I am currently taking a calculus 3 class in college, and my teacher did an intriguing problem about a tsunami in class which took up about 4 full white boards. Anyways, at a certain point in the problem, we arrived at $ |{u-2 \over u+2 }| = e^{2Cx}$
Now, of course we can say that this is the same as $ |{u-2 \over u+2 }| = e^{2x}e^C$, but this is where things get a little funky. Since $e^c$ is just another constant, we can rewrite the equation as $ |{u-2 \over u+2 }| = e^{2x}C$
Alright, so eventually we got the answer $ C= -1$. This did indeed solve our problem, but then I noticed the serious issue that occurs when we go back and apply this to our equation. At the point $ |{u-2 \over u+2 }| = e^{2Cx}$, $C = -1$ is perfectly acceptable, since $e^x$ can never be negative. But our issue comes about when we redefine $e^C$ as a new constant $C$. With our answer $C = -1$, we wind up getting $ |{u-2 \over u+2 }| = -e^{2x}$
Uh-oh! Clearly this will not do, since it's impossible! Evidently, the error occurred when we redefined the constant -- but why? My teacher's solution was to simply remove $|...|$ from the equation, but this seems to be an illogical and unsatisfactory answer.

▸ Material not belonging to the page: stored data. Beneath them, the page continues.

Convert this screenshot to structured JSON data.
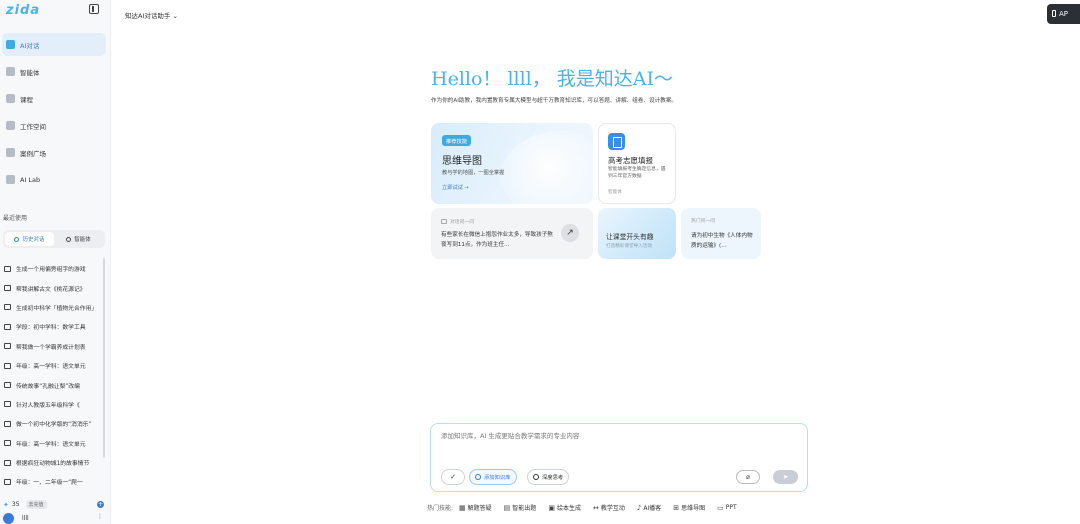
{
  "sidebar": {
    "logo": "zida",
    "nav": [
      {
        "label": "AI对话",
        "icon": "chat-cube-icon",
        "active": true
      },
      {
        "label": "智能体",
        "icon": "grid-icon",
        "active": false
      },
      {
        "label": "课程",
        "icon": "book-icon",
        "active": false
      },
      {
        "label": "工作空间",
        "icon": "cloud-icon",
        "active": false
      },
      {
        "label": "案例广场",
        "icon": "case-icon",
        "active": false
      },
      {
        "label": "AI Lab",
        "icon": "sparkle-icon",
        "active": false
      }
    ],
    "recent_title": "最近使用",
    "toggle": {
      "history": "历史对话",
      "agents": "智能体"
    },
    "history": [
      "生成一个用偏旁组字的游戏",
      "帮我讲解古文《桃花源记》",
      "生成初中科学「植物光合作用」",
      "学段：初中学科：数学工具",
      "帮我做一个学霸养成计划表",
      "年级：高一学科：语文单元",
      "传统故事“孔融让梨”改编",
      "针对人教版五年级科学《",
      "做一个初中化学版的“消消乐”",
      "年级：高一学科：语文单元",
      "根据疯狂动物城1的故事情节",
      "年级：一、二年级一“爬一"
    ],
    "credits": "35",
    "recharge": "去充值",
    "username": "llll"
  },
  "topbar": {
    "model": "知达AI对话助手",
    "api_label": "AP"
  },
  "hero": {
    "title": "Hello！ llll， 我是知达AI～",
    "subtitle": "作为你的AI助教，我内置教育专属大模型与超千万教育知识库，可以答题、讲解、组卷、设计教案。"
  },
  "cards": {
    "mind": {
      "badge": "推荐技能",
      "title": "思维导图",
      "desc": "教与学的地图，一图全掌握",
      "link": "立即试试 →"
    },
    "college": {
      "title": "高考志愿填报",
      "desc": "智能填报考生确定信息，遇到三年官方数据",
      "foot": "智能体"
    },
    "parent": {
      "tag": "对话问一问",
      "text": "有些家长在微信上抱怨作业太多，导致孩子熬夜写到11点，作为班主任…"
    },
    "class": {
      "title": "让课堂开头有趣",
      "desc": "打造精彩课堂导入活动"
    },
    "bio": {
      "tag": "热门问一问",
      "text": "请为初中生物《人体内物质的运输》(…"
    }
  },
  "input": {
    "placeholder": "添加知识库，AI 生成更贴合教学需求的专业内容",
    "check": "✓",
    "kb_chip": "添加知识库",
    "deep_chip": "深度思考"
  },
  "skills": {
    "label": "热门技能:",
    "items": [
      {
        "label": "解题答疑",
        "icon": "▦"
      },
      {
        "label": "智能出题",
        "icon": "▤"
      },
      {
        "label": "绘本生成",
        "icon": "▣"
      },
      {
        "label": "教学互动",
        "icon": "↔"
      },
      {
        "label": "AI播客",
        "icon": "♪"
      },
      {
        "label": "思维导图",
        "icon": "⊞"
      },
      {
        "label": "PPT",
        "icon": "▭"
      }
    ]
  }
}
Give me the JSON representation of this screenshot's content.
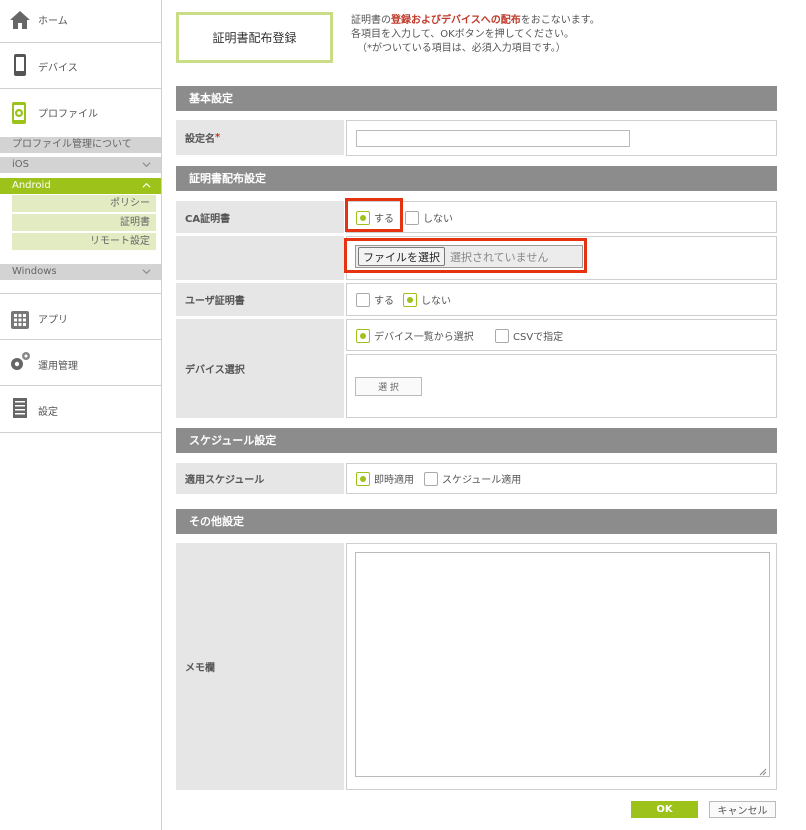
{
  "sidebar": {
    "home_label": "ホーム",
    "device_label": "デバイス",
    "profile_label": "プロファイル",
    "profile_sub": {
      "about": "プロファイル管理について",
      "ios": "iOS",
      "android": "Android",
      "android_items": [
        "ポリシー",
        "証明書",
        "リモート設定"
      ],
      "windows": "Windows"
    },
    "app_label": "アプリ",
    "ops_label": "運用管理",
    "settings_label": "設定"
  },
  "page": {
    "title": "証明書配布登録",
    "intro_line1_pre": "証明書の",
    "intro_line1_em": "登録およびデバイスへの配布",
    "intro_line1_post": "をおこないます。",
    "intro_line2": "各項目を入力して、OKボタンを押してください。",
    "intro_line3": "（*がついている項目は、必須入力項目です。）"
  },
  "sections": {
    "basic": "基本設定",
    "distribution": "証明書配布設定",
    "schedule": "スケジュール設定",
    "other": "その他設定"
  },
  "fields": {
    "setting_name_label": "設定名",
    "required_mark": "*",
    "setting_name_value": "",
    "ca_cert_label": "CA証明書",
    "ca_yes": "する",
    "ca_no": "しない",
    "file_button": "ファイルを選択",
    "file_status": "選択されていません",
    "user_cert_label": "ユーザ証明書",
    "user_yes": "する",
    "user_no": "しない",
    "device_select_label": "デバイス選択",
    "device_from_list": "デバイス一覧から選択",
    "device_csv": "CSVで指定",
    "select_button": "選 択",
    "schedule_label": "適用スケジュール",
    "schedule_now": "即時適用",
    "schedule_scheduled": "スケジュール適用",
    "memo_label": "メモ欄",
    "memo_value": ""
  },
  "state": {
    "ca_cert": "yes",
    "user_cert": "no",
    "device_select": "list",
    "schedule": "now"
  },
  "buttons": {
    "ok": "OK",
    "cancel": "キャンセル"
  },
  "colors": {
    "accent": "#9dc21a",
    "section_header": "#8c8c8c",
    "highlight": "#e53312",
    "required": "#c0392b"
  }
}
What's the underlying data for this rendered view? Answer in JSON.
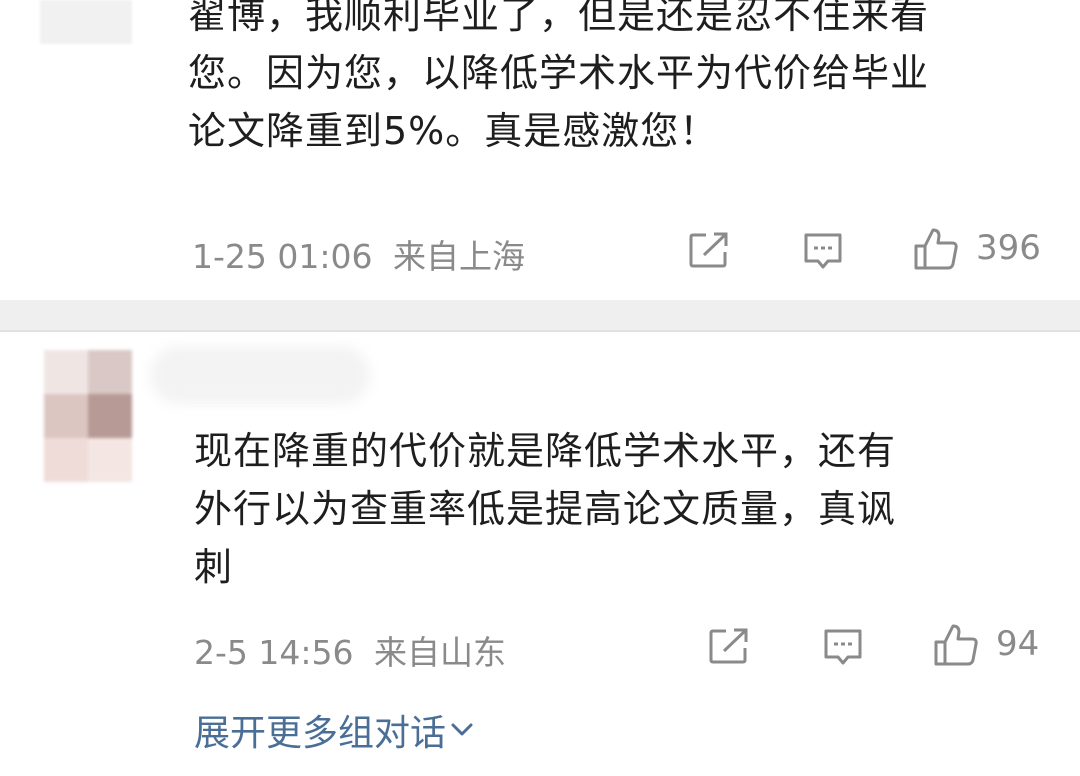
{
  "comment1": {
    "text": "翟博，我顺利毕业了，但是还是忍不住来看\n您。因为您，以降低学术水平为代价给毕业\n论文降重到5%。真是感激您！",
    "time": "1-25 01:06",
    "location": "来自上海",
    "likes": "396"
  },
  "comment2": {
    "text": "现在降重的代价就是降低学术水平，还有\n外行以为查重率低是提高论文质量，真讽\n刺",
    "time": "2-5 14:56",
    "location": "来自山东",
    "likes": "94"
  },
  "expand": {
    "label": "展开更多组对话"
  },
  "icons": {
    "share": "share-icon",
    "reply": "comment-icon",
    "like": "thumbs-up-icon",
    "expand": "chevron-down-icon"
  },
  "colors": {
    "text": "#1e1e1e",
    "meta": "#8a8a8a",
    "link": "#4a6e96",
    "divider": "#efefef"
  }
}
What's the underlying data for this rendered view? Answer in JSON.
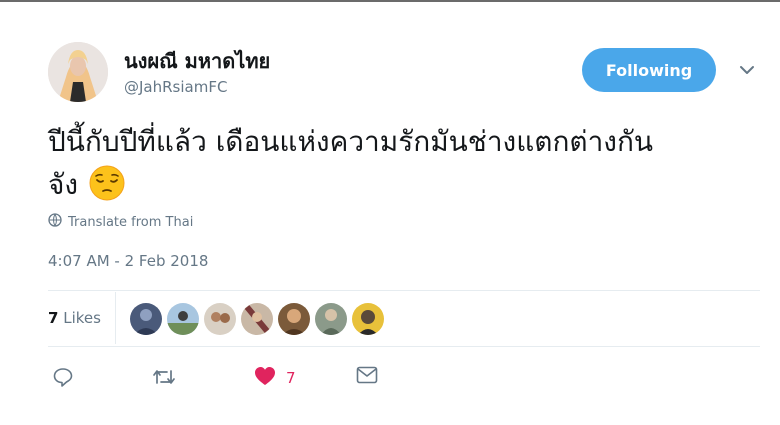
{
  "tweet": {
    "display_name": "นงผณี มหาดไทย",
    "handle": "@JahRsiamFC",
    "follow_label": "Following",
    "text_line1": "ปีนี้กับปีที่แล้ว เดือนแห่งความรักมันช่างแตกต่างกัน",
    "text_line2": "จัง",
    "emoji": "pensive-face",
    "translate_label": "Translate from Thai",
    "timestamp": "4:07 AM - 2 Feb 2018",
    "likes_count": "7",
    "likes_label": "Likes",
    "like_action_count": "7"
  },
  "colors": {
    "accent": "#4aa7ea",
    "like": "#e0245e",
    "muted": "#657786",
    "text": "#14171a"
  }
}
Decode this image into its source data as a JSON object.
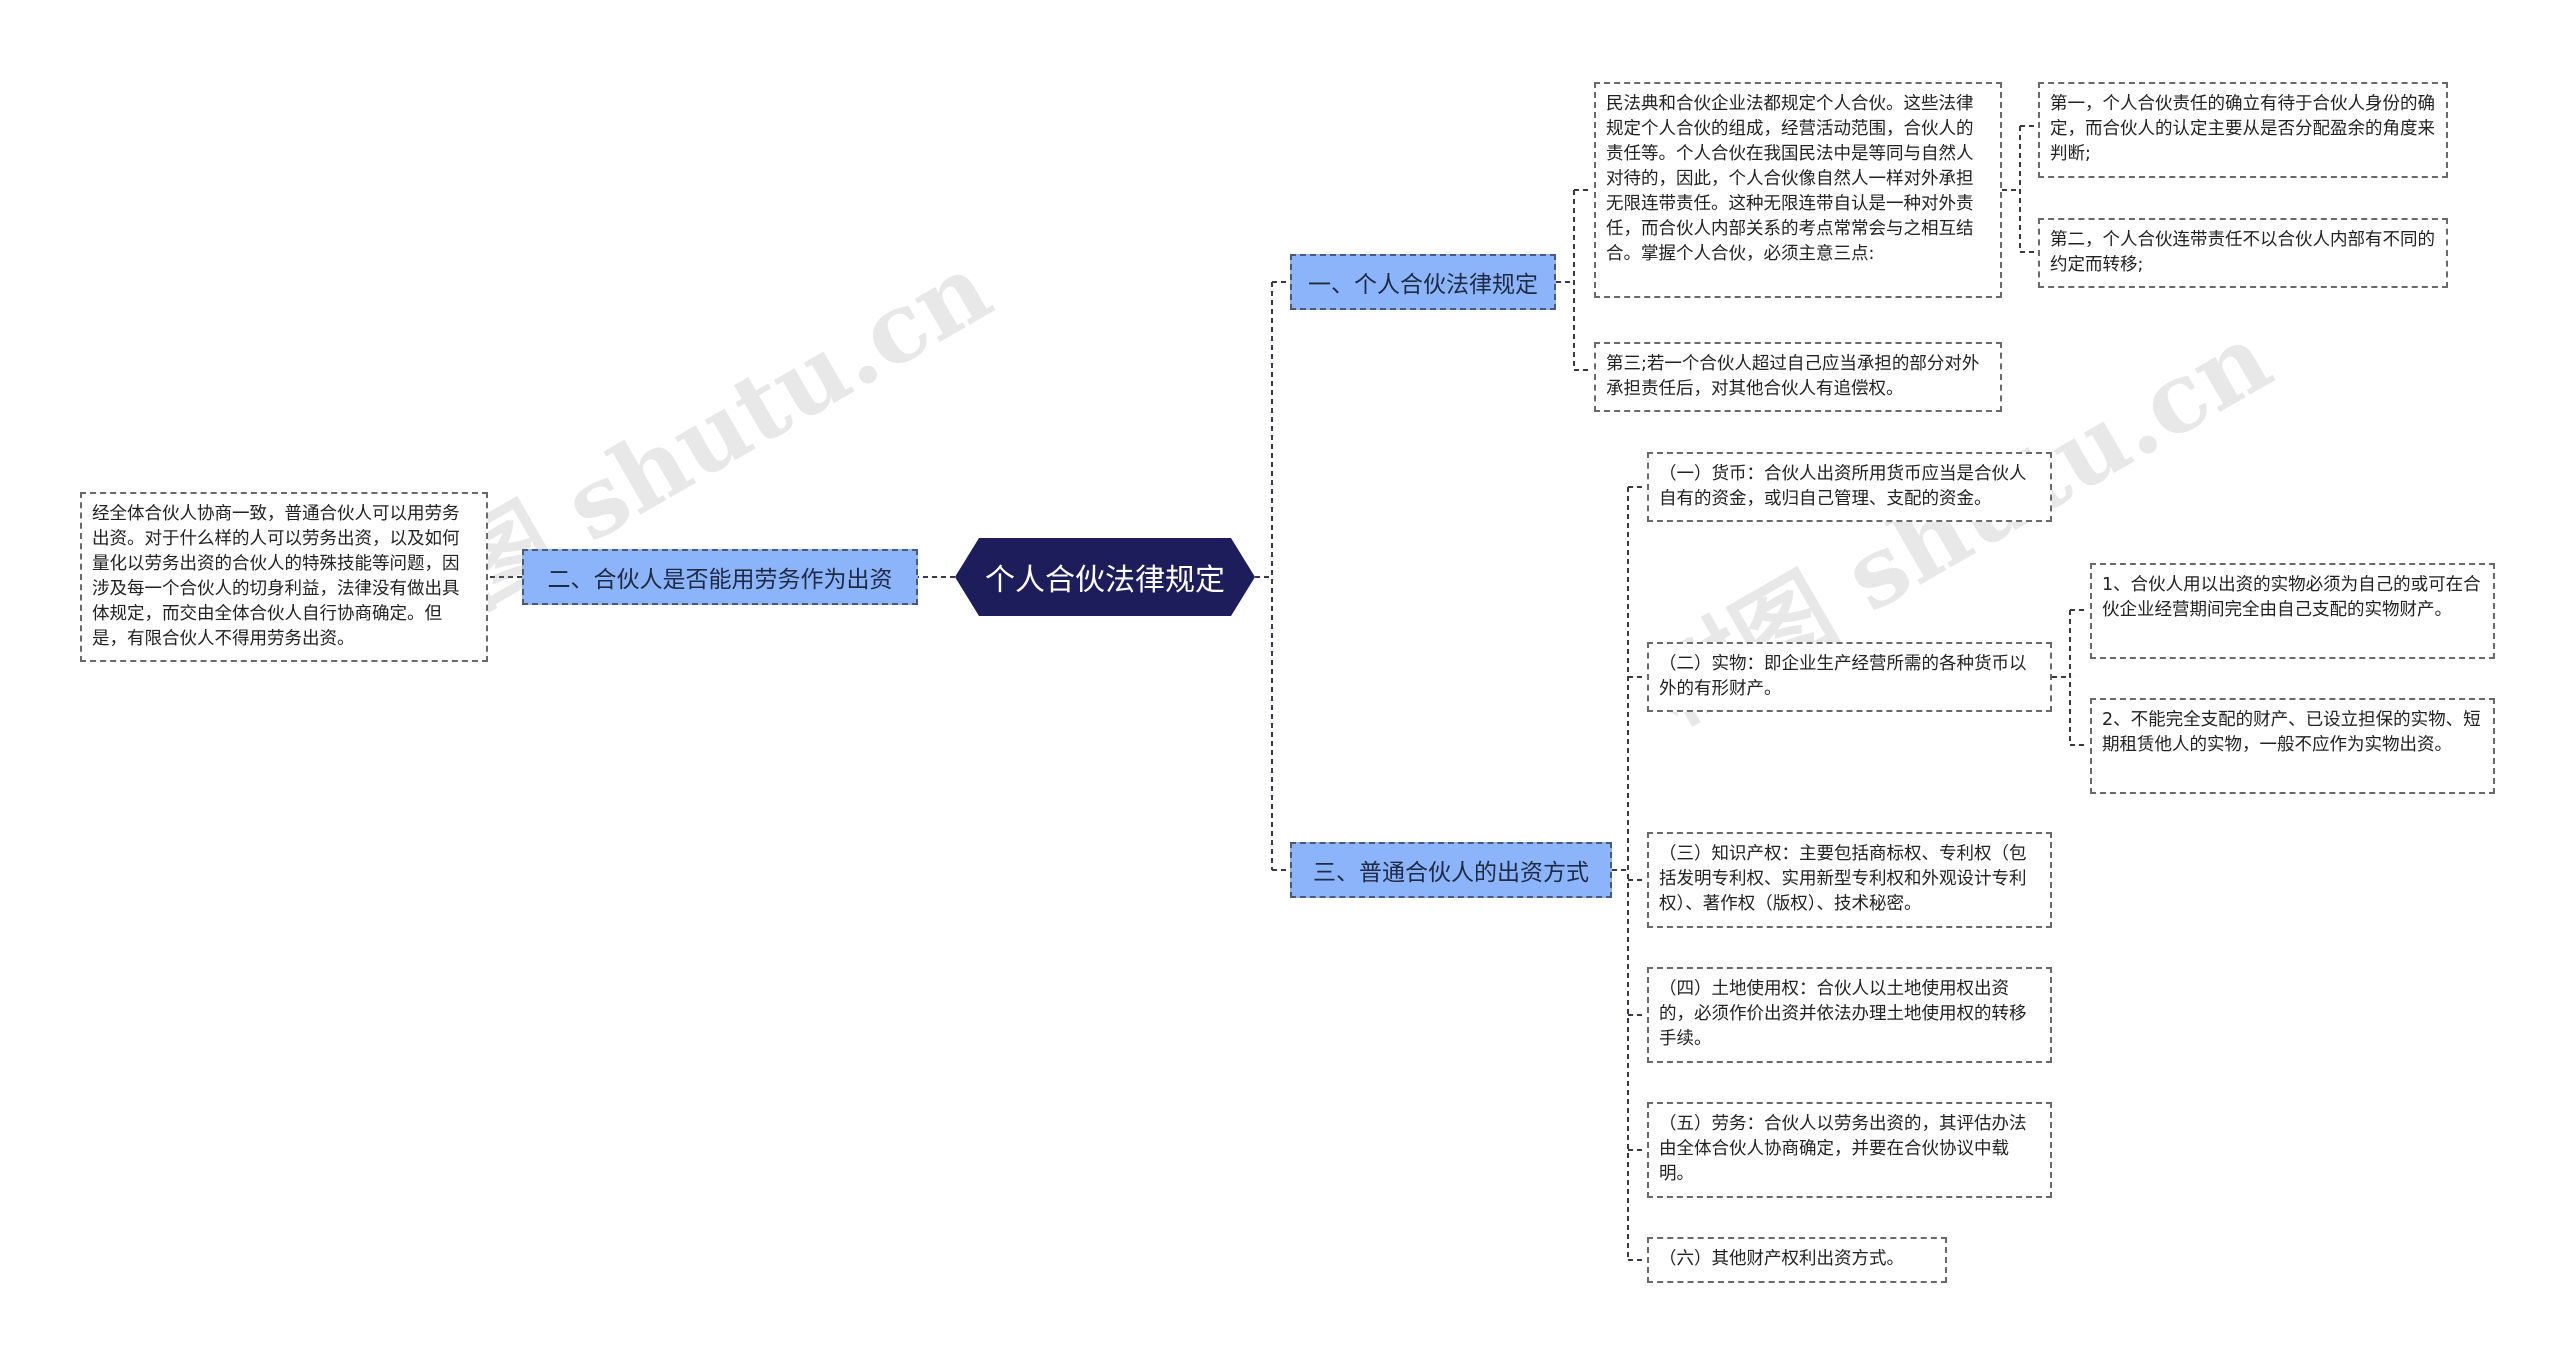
{
  "root": {
    "label": "个人合伙法律规定"
  },
  "branches": {
    "b1": {
      "label": "一、个人合伙法律规定"
    },
    "b2": {
      "label": "二、合伙人是否能用劳务作为出资"
    },
    "b3": {
      "label": "三、普通合伙人的出资方式"
    }
  },
  "leaves": {
    "b1_intro": "民法典和合伙企业法都规定个人合伙。这些法律规定个人合伙的组成，经营活动范围，合伙人的责任等。个人合伙在我国民法中是等同与自然人对待的，因此，个人合伙像自然人一样对外承担无限连带责任。这种无限连带自认是一种对外责任，而合伙人内部关系的考点常常会与之相互结合。掌握个人合伙，必须主意三点:",
    "b1_p1": "第一，个人合伙责任的确立有待于合伙人身份的确定，而合伙人的认定主要从是否分配盈余的角度来判断;",
    "b1_p2": "第二，个人合伙连带责任不以合伙人内部有不同的约定而转移;",
    "b1_p3": "第三;若一个合伙人超过自己应当承担的部分对外承担责任后，对其他合伙人有追偿权。",
    "b2_text": "经全体合伙人协商一致，普通合伙人可以用劳务出资。对于什么样的人可以劳务出资，以及如何量化以劳务出资的合伙人的特殊技能等问题，因涉及每一个合伙人的切身利益，法律没有做出具体规定，而交由全体合伙人自行协商确定。但是，有限合伙人不得用劳务出资。",
    "b3_1": "（一）货币：合伙人出资所用货币应当是合伙人自有的资金，或归自己管理、支配的资金。",
    "b3_2": "（二）实物：即企业生产经营所需的各种货币以外的有形财产。",
    "b3_2a": "1、合伙人用以出资的实物必须为自己的或可在合伙企业经营期间完全由自己支配的实物财产。",
    "b3_2b": "2、不能完全支配的财产、已设立担保的实物、短期租赁他人的实物，一般不应作为实物出资。",
    "b3_3": "（三）知识产权：主要包括商标权、专利权（包括发明专利权、实用新型专利权和外观设计专利权）、著作权（版权）、技术秘密。",
    "b3_4": "（四）土地使用权：合伙人以土地使用权出资的，必须作价出资并依法办理土地使用权的转移手续。",
    "b3_5": "（五）劳务：合伙人以劳务出资的，其评估办法由全体合伙人协商确定，并要在合伙协议中载明。",
    "b3_6": "（六）其他财产权利出资方式。"
  },
  "watermarks": [
    "树图 shutu.cn",
    "树图 shutu.cn"
  ],
  "colors": {
    "root_bg": "#1d1d5c",
    "branch_bg": "#8bb4fb",
    "line": "#3a3a4a",
    "leaf_border": "#6a6a6a"
  }
}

So then, what went wrong? Can redefining a constant lead to fatal errors in math? Thanks for your answers.
Note that we can express $\exp(2x+C)=\exp(C)\exp(2x)=D\exp(2x)$
but we can't expressed $\exp(2Cx)$ as $D\exp(2x)$. There is indeed an error in your simplification.
You might also like to use different notation as you perform a substitution to avoid confusion.